Pederson loves confidence. But he also cautioned that Sunday is one week out of 17.

"It's early ... it’s Week 2," he said. "A lot of football ahead. Obviously, it would be a great win for us, but quite frankly, it’s not how you start, it’s how you finish. For us, yes, it would be a great opportunity to pull one out, and a little bit of a benchmark to where we are as a football team."

So on Sunday morning, optimism will be in the air again, in the stadium and in the locker room. The opportunity is there for the taking.

Someone just needs to block Chris Jones.

Since Kansas City last played at Jacksonville ...

Jaguars headlines

  • The team fired coach Doug Marrone, hired Urban Meyer, fired Meyer and hired Doug Pederson.

  • The Lot J proposal was defeated, the Miller Electric Center was completed and the EverBank Stadium renovation plan was unveiled.

  • Trevor Lawrence, Travis Etienne, Travon Walker, Tyson Campell, Andre Cisco and Devin Lloyd were drafted.

  • Calvin Ridley, Christian Kirk, Evan Engram, Zay Jones, Foye Oluokun, Rayshawn Jenkins, Foley Fatukasi and Jamal Agnew were obtained in trades or free agency.

  • The Jaguars won their last five games to capture the 2022 AFC South championship and won a playoff game against the Los Angeles Charges in a historic comeback from a 27-0 deficit.

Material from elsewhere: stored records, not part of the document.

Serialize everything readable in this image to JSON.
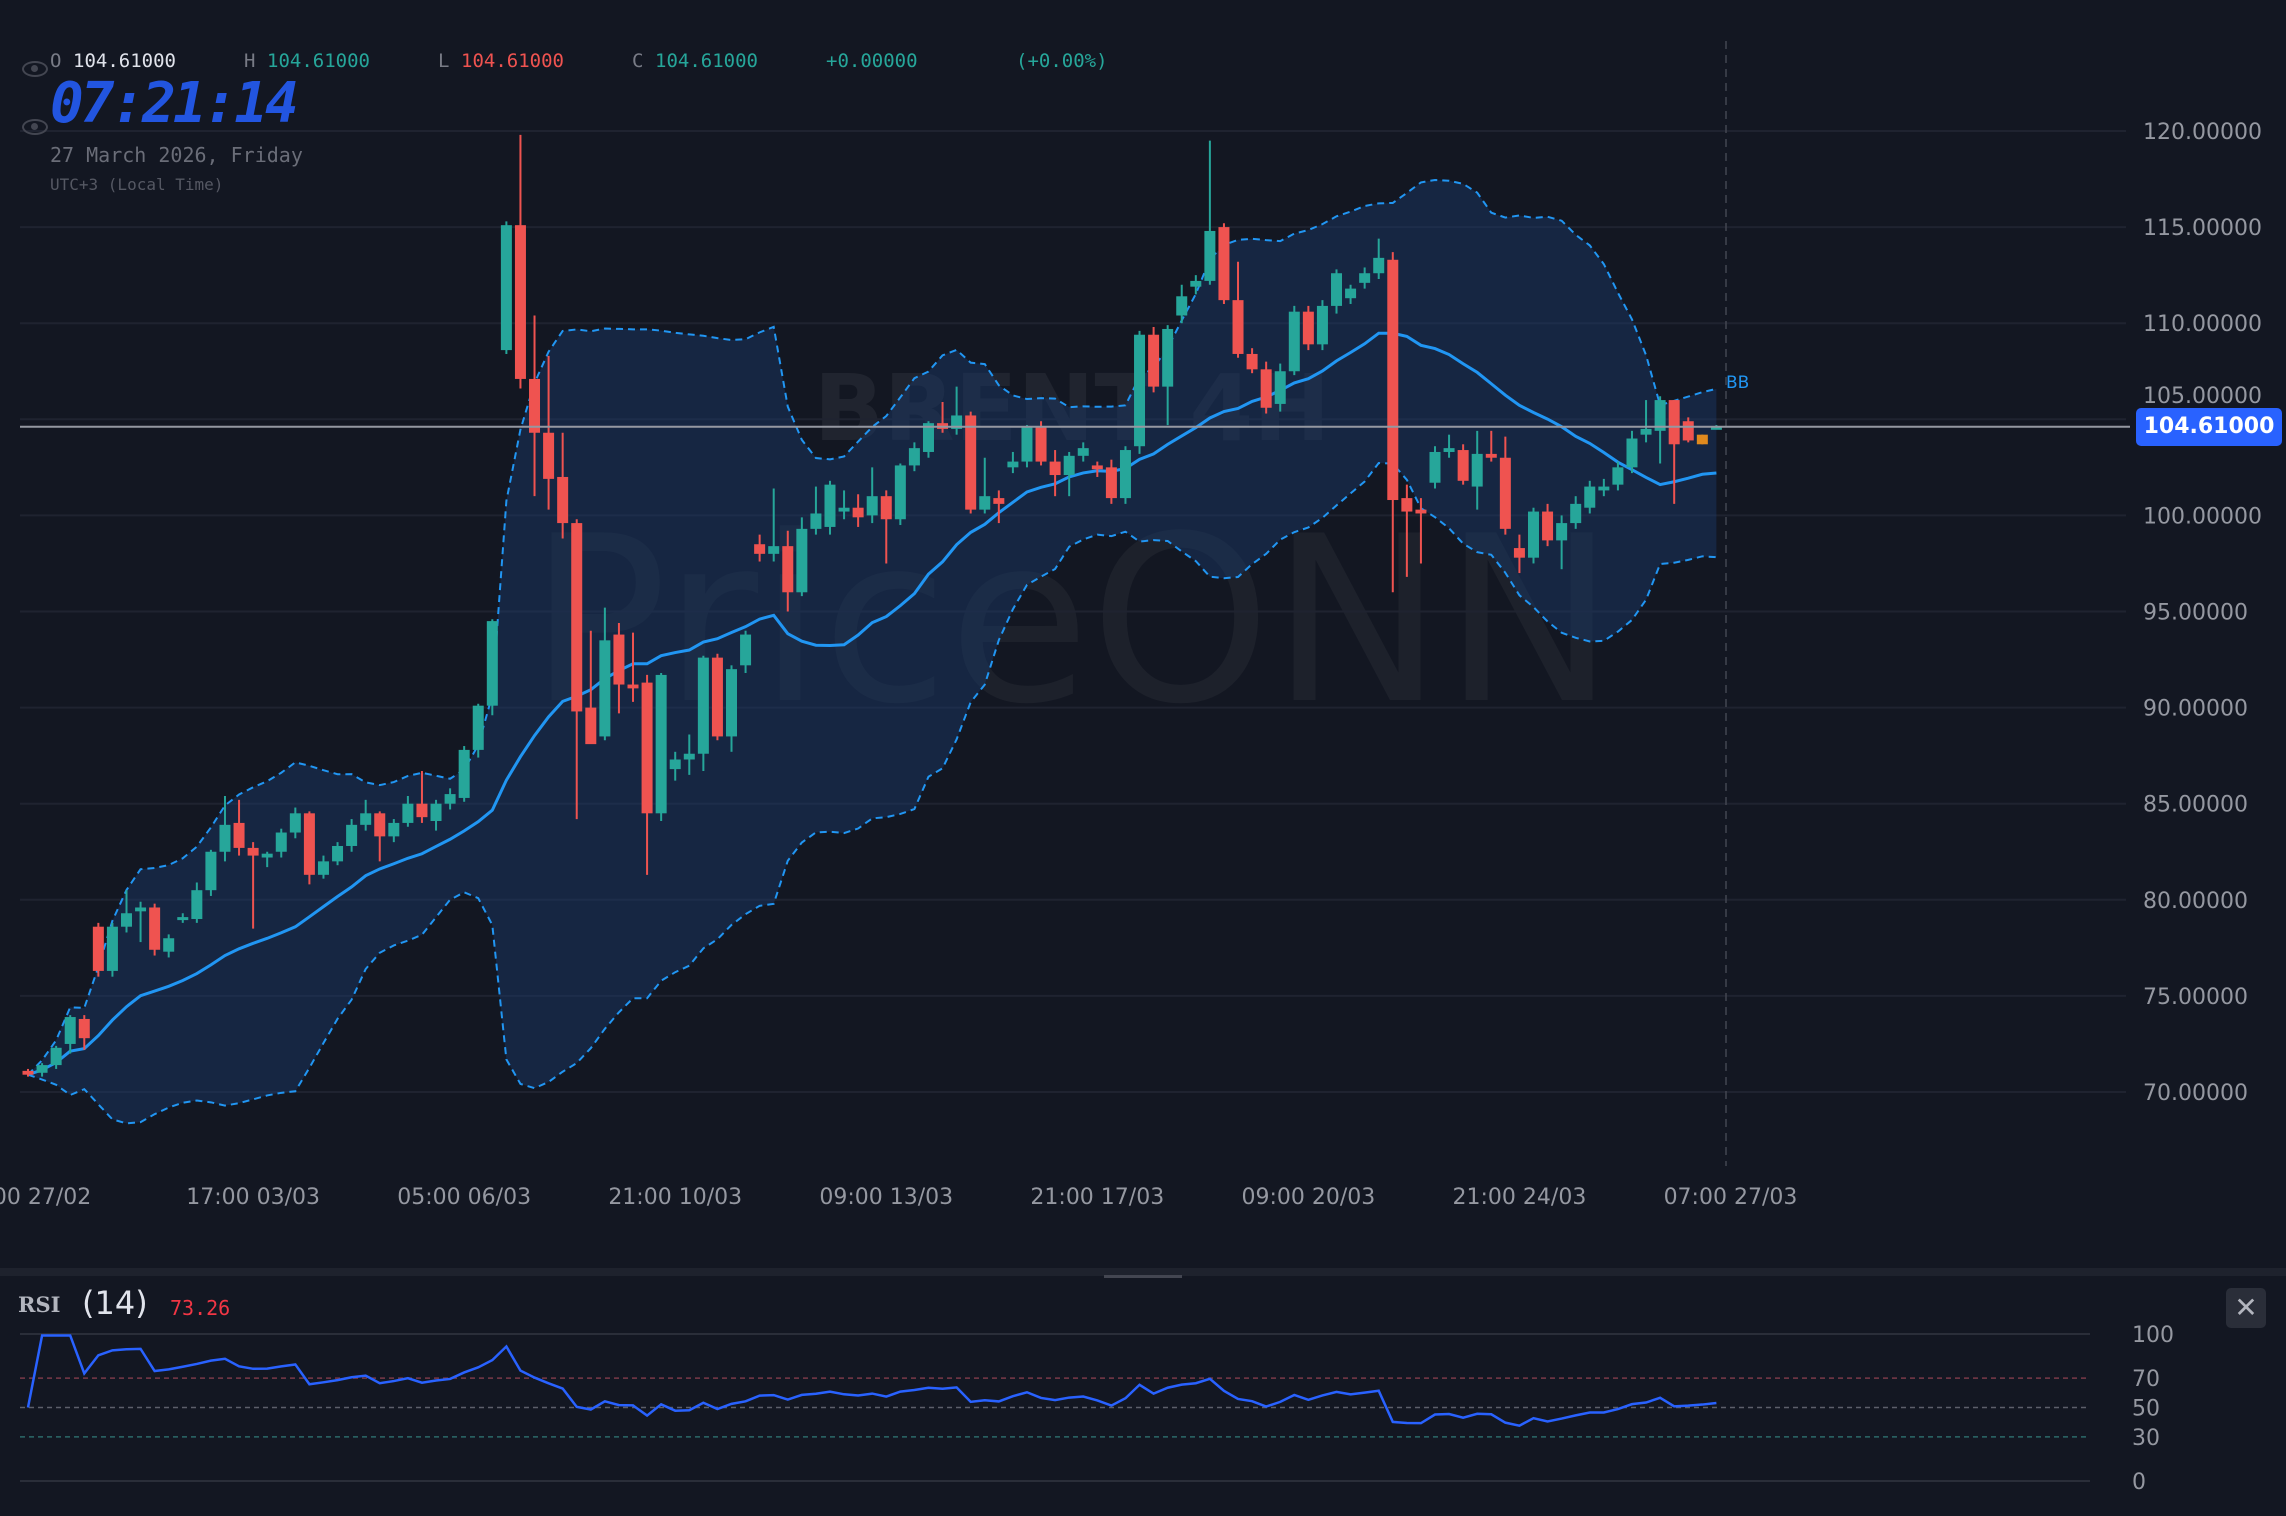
{
  "header": {
    "open_label": "O",
    "open": "104.61000",
    "high_label": "H",
    "high": "104.61000",
    "low_label": "L",
    "low": "104.61000",
    "close_label": "C",
    "close": "104.61000",
    "change": "+0.00000",
    "change_pct": "(+0.00%)",
    "clock": "07:21:14",
    "date": "27 March 2026, Friday",
    "timezone": "UTC+3 (Local Time)"
  },
  "watermark": {
    "symbol": "BRENT 4H",
    "brand": "PriceONN"
  },
  "indicator_label": "BB",
  "current_price": "104.61000",
  "colors": {
    "up": "#26a69a",
    "down": "#ef5350",
    "bb": "#2196f3",
    "rsi": "#2962ff",
    "accent": "#2962ff",
    "pending": "#e08a1e"
  },
  "rsi": {
    "name": "RSI",
    "period": "(14)",
    "value": "73.26",
    "levels": [
      70,
      50,
      30
    ],
    "ticks": [
      "100",
      "70",
      "50",
      "30",
      "0"
    ],
    "close_icon": "close-icon"
  },
  "chart_data": {
    "type": "candlestick",
    "symbol": "BRENT",
    "timeframe": "4H",
    "ylim": [
      66,
      121
    ],
    "y_ticks": [
      "120.00000",
      "115.00000",
      "110.00000",
      "105.00000",
      "100.00000",
      "95.00000",
      "90.00000",
      "85.00000",
      "80.00000",
      "75.00000",
      "70.00000"
    ],
    "x_ticks": [
      "00 27/02",
      "17:00 03/03",
      "05:00 06/03",
      "21:00 10/03",
      "09:00 13/03",
      "21:00 17/03",
      "09:00 20/03",
      "21:00 24/03",
      "07:00 27/03"
    ],
    "indicators": [
      "Bollinger Bands (20, 2)",
      "RSI (14)"
    ],
    "ohlc": [
      [
        71.1,
        71.2,
        70.8,
        70.9
      ],
      [
        71.0,
        71.5,
        70.8,
        71.4
      ],
      [
        71.4,
        72.4,
        71.2,
        72.3
      ],
      [
        72.5,
        74.0,
        72.0,
        73.9
      ],
      [
        73.8,
        74.0,
        72.2,
        72.8
      ],
      [
        78.6,
        78.8,
        76.0,
        76.3
      ],
      [
        76.3,
        78.8,
        76.0,
        78.6
      ],
      [
        78.6,
        80.5,
        78.3,
        79.3
      ],
      [
        79.4,
        79.9,
        77.8,
        79.6
      ],
      [
        79.6,
        79.8,
        77.1,
        77.4
      ],
      [
        77.3,
        78.2,
        77.0,
        78.0
      ],
      [
        79.0,
        79.3,
        78.8,
        79.1
      ],
      [
        79.0,
        80.9,
        78.8,
        80.5
      ],
      [
        80.5,
        82.6,
        80.2,
        82.5
      ],
      [
        82.5,
        85.4,
        82.0,
        83.9
      ],
      [
        84.0,
        85.2,
        82.3,
        82.7
      ],
      [
        82.7,
        83.0,
        78.5,
        82.3
      ],
      [
        82.2,
        82.5,
        81.7,
        82.4
      ],
      [
        82.5,
        83.7,
        82.2,
        83.5
      ],
      [
        83.5,
        84.8,
        83.2,
        84.5
      ],
      [
        84.5,
        84.6,
        80.8,
        81.3
      ],
      [
        81.3,
        82.3,
        81.1,
        82.0
      ],
      [
        82.0,
        83.0,
        81.8,
        82.8
      ],
      [
        82.8,
        84.2,
        82.5,
        83.9
      ],
      [
        83.9,
        85.2,
        83.6,
        84.5
      ],
      [
        84.5,
        84.6,
        82.0,
        83.3
      ],
      [
        83.3,
        84.2,
        83.0,
        84.0
      ],
      [
        84.0,
        85.4,
        83.8,
        85.0
      ],
      [
        85.0,
        86.7,
        84.0,
        84.3
      ],
      [
        84.1,
        85.2,
        83.6,
        85.0
      ],
      [
        85.0,
        85.8,
        84.7,
        85.5
      ],
      [
        85.3,
        88.0,
        85.1,
        87.8
      ],
      [
        87.8,
        90.2,
        87.4,
        90.1
      ],
      [
        90.1,
        94.6,
        89.6,
        94.5
      ],
      [
        108.6,
        115.3,
        108.4,
        115.1
      ],
      [
        115.1,
        119.8,
        106.6,
        107.1
      ],
      [
        107.1,
        110.4,
        101.0,
        104.3
      ],
      [
        104.3,
        108.3,
        100.3,
        101.9
      ],
      [
        102.0,
        104.3,
        98.8,
        99.6
      ],
      [
        99.6,
        99.8,
        84.2,
        89.8
      ],
      [
        90.0,
        94.0,
        88.6,
        88.1
      ],
      [
        88.5,
        95.2,
        88.3,
        93.5
      ],
      [
        93.8,
        94.4,
        89.7,
        91.2
      ],
      [
        91.2,
        93.9,
        90.3,
        91.0
      ],
      [
        91.3,
        91.7,
        81.3,
        84.5
      ],
      [
        84.5,
        91.8,
        84.1,
        91.7
      ],
      [
        86.8,
        87.7,
        86.2,
        87.3
      ],
      [
        87.3,
        88.6,
        86.5,
        87.6
      ],
      [
        87.6,
        92.7,
        86.7,
        92.6
      ],
      [
        92.6,
        92.8,
        88.3,
        88.5
      ],
      [
        88.5,
        92.2,
        87.7,
        92.0
      ],
      [
        92.2,
        94.0,
        91.8,
        93.8
      ],
      [
        98.5,
        99.0,
        97.6,
        98.0
      ],
      [
        98.0,
        101.4,
        97.6,
        98.4
      ],
      [
        98.4,
        99.2,
        95.0,
        96.0
      ],
      [
        96.0,
        99.9,
        95.8,
        99.3
      ],
      [
        99.3,
        101.5,
        99.0,
        100.1
      ],
      [
        99.4,
        101.8,
        99.0,
        101.6
      ],
      [
        100.2,
        101.3,
        99.8,
        100.4
      ],
      [
        100.4,
        101.1,
        99.4,
        99.9
      ],
      [
        100.0,
        102.5,
        99.6,
        101.0
      ],
      [
        101.0,
        101.3,
        97.5,
        99.8
      ],
      [
        99.8,
        102.7,
        99.5,
        102.6
      ],
      [
        102.6,
        103.8,
        102.3,
        103.5
      ],
      [
        103.3,
        104.9,
        103.0,
        104.8
      ],
      [
        104.8,
        105.9,
        104.3,
        104.5
      ],
      [
        104.5,
        106.7,
        104.2,
        105.2
      ],
      [
        105.2,
        105.4,
        100.1,
        100.3
      ],
      [
        100.3,
        103.0,
        100.1,
        101.0
      ],
      [
        100.9,
        101.3,
        99.6,
        100.6
      ],
      [
        102.5,
        103.3,
        102.2,
        102.8
      ],
      [
        102.8,
        104.7,
        102.5,
        104.6
      ],
      [
        104.6,
        104.9,
        102.6,
        102.8
      ],
      [
        102.8,
        103.4,
        101.0,
        102.1
      ],
      [
        102.1,
        103.3,
        101.0,
        103.1
      ],
      [
        103.1,
        103.8,
        102.8,
        103.5
      ],
      [
        102.6,
        102.8,
        102.0,
        102.4
      ],
      [
        102.5,
        102.9,
        100.6,
        100.9
      ],
      [
        100.9,
        103.6,
        100.6,
        103.4
      ],
      [
        103.6,
        109.6,
        103.2,
        109.4
      ],
      [
        109.4,
        109.8,
        106.4,
        106.7
      ],
      [
        106.7,
        109.9,
        104.7,
        109.7
      ],
      [
        110.4,
        112.0,
        110.0,
        111.4
      ],
      [
        111.9,
        112.5,
        111.5,
        112.2
      ],
      [
        112.2,
        119.5,
        112.0,
        114.8
      ],
      [
        115.0,
        115.2,
        111.0,
        111.2
      ],
      [
        111.2,
        113.2,
        108.2,
        108.4
      ],
      [
        108.4,
        108.7,
        107.4,
        107.6
      ],
      [
        107.6,
        108.0,
        105.3,
        105.6
      ],
      [
        105.8,
        107.9,
        105.4,
        107.5
      ],
      [
        107.5,
        110.9,
        107.3,
        110.6
      ],
      [
        110.6,
        110.9,
        108.6,
        108.9
      ],
      [
        108.9,
        111.2,
        108.6,
        110.9
      ],
      [
        110.9,
        112.8,
        110.5,
        112.6
      ],
      [
        111.3,
        112.0,
        111.0,
        111.8
      ],
      [
        112.1,
        112.9,
        111.8,
        112.6
      ],
      [
        112.6,
        114.4,
        112.3,
        113.4
      ],
      [
        113.3,
        113.7,
        96.0,
        100.8
      ],
      [
        100.9,
        101.6,
        96.8,
        100.2
      ],
      [
        100.3,
        100.9,
        97.5,
        100.1
      ],
      [
        101.7,
        103.6,
        101.4,
        103.3
      ],
      [
        103.3,
        104.2,
        103.0,
        103.5
      ],
      [
        103.4,
        103.7,
        101.6,
        101.8
      ],
      [
        101.5,
        104.4,
        100.3,
        103.2
      ],
      [
        103.2,
        104.4,
        102.8,
        103.0
      ],
      [
        103.0,
        104.1,
        99.0,
        99.3
      ],
      [
        98.3,
        99.0,
        97.0,
        97.8
      ],
      [
        97.8,
        100.4,
        97.5,
        100.2
      ],
      [
        100.2,
        100.6,
        98.4,
        98.7
      ],
      [
        98.7,
        100.0,
        97.2,
        99.6
      ],
      [
        99.6,
        101.0,
        99.3,
        100.6
      ],
      [
        100.4,
        101.8,
        100.1,
        101.5
      ],
      [
        101.3,
        101.9,
        101.0,
        101.5
      ],
      [
        101.6,
        102.8,
        101.3,
        102.5
      ],
      [
        102.5,
        104.4,
        102.2,
        104.0
      ],
      [
        104.2,
        106.0,
        103.8,
        104.5
      ],
      [
        104.4,
        106.2,
        102.7,
        106.0
      ],
      [
        106.0,
        106.0,
        100.6,
        103.7
      ],
      [
        104.9,
        105.1,
        103.8,
        103.9
      ],
      [
        103.7,
        104.2,
        103.7,
        104.2
      ],
      [
        104.5,
        104.7,
        104.5,
        104.61
      ]
    ]
  }
}
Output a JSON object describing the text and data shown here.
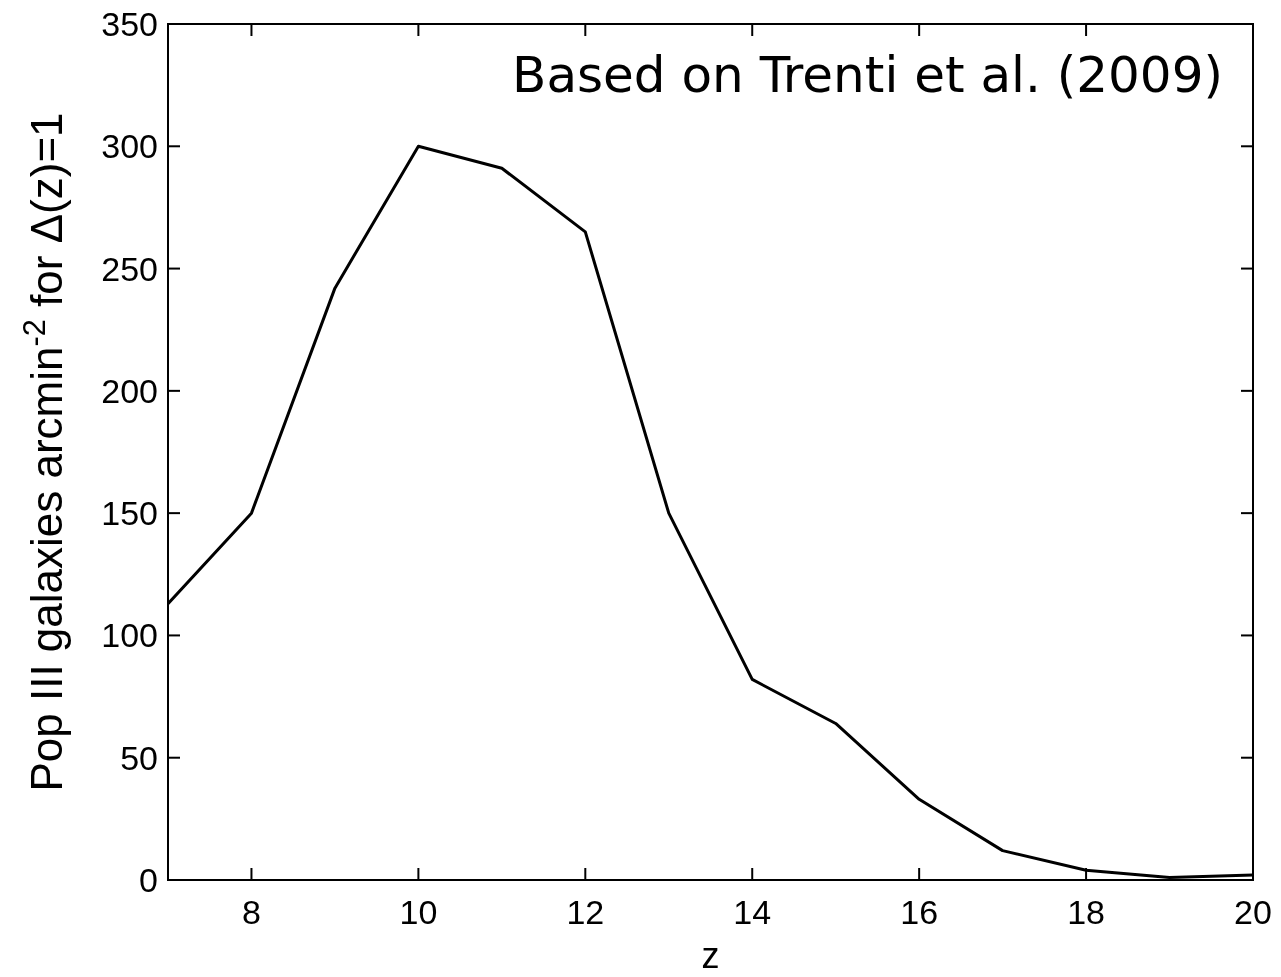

City of Jacksonville headlines

  • The JEA scandal broke, resulting in federal indictments.

  • The city weathered the COVID-19 pandemic.

  • Law enforcement officials have battled to contain high murder rates.

  • The George Floyd killing sparked racial justice protest marches and demonstrations -- one of which was led by the Jaguars.

  • Donna Deegan became the first female mayor elected in Jacksonville.

Other sports headlines

  • Georgia has won two football national championships.

  • Caeleb Dressel of Green Cove Springs won five gold medals at the 2021 Olympics.

  • Kansas City has won two Super Bowls in four years.

  • The PGA Tour and LIV Golf battled over money and star players.

  • Four teams have won the last four World Series, including the Atlanta Braves in 2021.